Der bekannte Rechtsextremist Sven Liebich ließ sich dank des Gesetzes offiziell als Frau eintragen und nennt sich seitdem Marla-Svenja Liebich. Dieser Schritt löste eine Krise unter den Befürwortern des Gesetzes aus und befeuerte die Forderungen nach Nachbesserungen. Auch ein Düsseldorfer Polizeikommissar änderte seinen Geschlechtseintrag auf weiblich – angeblich, um eine Beförderung zu erlangen – und muss nun mit disziplinarischen Konsequenzen rechnen.
Als Reaktion schlagen Sachsen, Thüringen und Sachsen-Anhalt auf der Justizministerkonferenz in Hamburg eine Verschärfung des Gesetzes vor. Zudem drängt die Unionsfraktion auf eine Evaluierungsklausel im Koalitionsvertrag, die eine Überprüfung des Gesetzes bis Ende Juli vorsieht. Geplant ist ein Mechanismus, um offensichtliche Missbrauchsfälle zu identifizieren.

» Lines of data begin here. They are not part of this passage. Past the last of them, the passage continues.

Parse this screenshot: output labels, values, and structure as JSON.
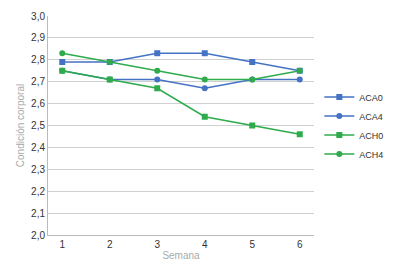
{
  "chart_data": {
    "type": "line",
    "x_label": "Semana",
    "y_label": "Condición corporal",
    "x": [
      1,
      2,
      3,
      4,
      5,
      6
    ],
    "series": [
      {
        "name": "ACA0",
        "color": "#4472c4",
        "marker": "square",
        "values": [
          2.79,
          2.79,
          2.83,
          2.83,
          2.79,
          2.75
        ]
      },
      {
        "name": "ACA4",
        "color": "#4472c4",
        "marker": "circle",
        "values": [
          2.75,
          2.71,
          2.71,
          2.67,
          2.71,
          2.71
        ]
      },
      {
        "name": "ACH0",
        "color": "#2eab4b",
        "marker": "square",
        "values": [
          2.75,
          2.71,
          2.67,
          2.54,
          2.5,
          2.46
        ]
      },
      {
        "name": "ACH4",
        "color": "#2eab4b",
        "marker": "circle",
        "values": [
          2.83,
          2.79,
          2.75,
          2.71,
          2.71,
          2.75
        ]
      }
    ],
    "xlim": [
      0.7,
      6.3
    ],
    "xticks": [
      1,
      2,
      3,
      4,
      5,
      6
    ],
    "ylim": [
      2.0,
      3.0
    ],
    "yticks": [
      {
        "value": 2.0,
        "label": "2,0"
      },
      {
        "value": 2.1,
        "label": "2,1"
      },
      {
        "value": 2.2,
        "label": "2,2"
      },
      {
        "value": 2.3,
        "label": "2,3"
      },
      {
        "value": 2.4,
        "label": "2,4"
      },
      {
        "value": 2.5,
        "label": "2,5"
      },
      {
        "value": 2.6,
        "label": "2,6"
      },
      {
        "value": 2.7,
        "label": "2,7"
      },
      {
        "value": 2.8,
        "label": "2,8"
      },
      {
        "value": 2.9,
        "label": "2,9"
      },
      {
        "value": 3.0,
        "label": "3,0"
      }
    ],
    "grid": true,
    "legend": "right"
  }
}
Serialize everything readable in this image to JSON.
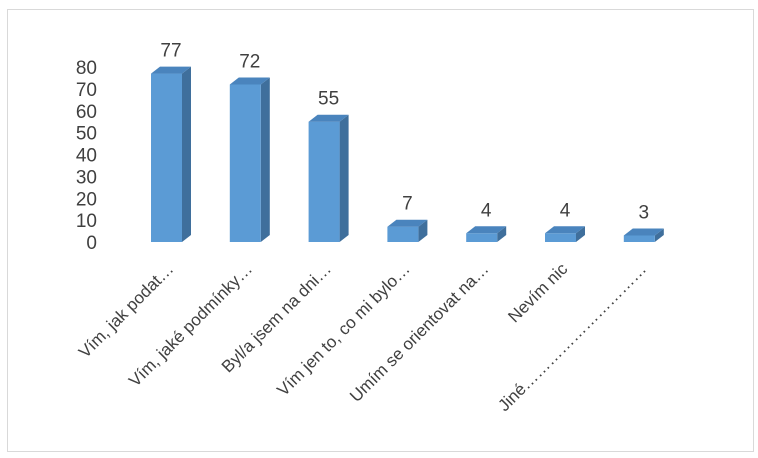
{
  "chart_data": {
    "type": "bar",
    "style": "3d-column",
    "title": "",
    "xlabel": "",
    "ylabel": "",
    "ylim": [
      0,
      80
    ],
    "yticks": [
      0,
      10,
      20,
      30,
      40,
      50,
      60,
      70,
      80
    ],
    "grid": false,
    "legend": "none",
    "categories": [
      "Vím, jak podat…",
      "Vím, jaké podmínky…",
      "Byl/a jsem na dni…",
      "Vím jen to, co mi bylo…",
      "Umím se orientovat na…",
      "Nevím nic",
      "Jiné…………………………"
    ],
    "values": [
      77,
      72,
      55,
      7,
      4,
      4,
      3
    ],
    "colors": {
      "bar_front": "#5b9bd5",
      "bar_side": "#3f6f9c",
      "bar_top": "#4a84bd",
      "text": "#404040"
    }
  }
}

Die SPD hält dagegen bestehende rechtliche Instrumente für ausreichend, um selbst Fälle wie den von Liebich zu regeln. Gleichzeitig üben die rechtspopulistische AfD und die konservative Union weiterhin scharfe Kritik am Selbstbestimmungsgesetz und werfen der Regierung vor, die Prüfung verzögert zu haben und damit Ausnutzen Tür und Tor zu öffnen.
Die Debatte um das Gesetz bleibt hitzig, die Rufe nach Reformen werden lauter. Die Ampelkoalition muss nun bis Ende Juli eine Überprüfung durchführen, um Bedenken hinsichtlich möglicher Missbräuche auszuräumen. Die Ergebnisse dieser Evaluation könnten die Zukunft des Gesetzes entscheidend prägen.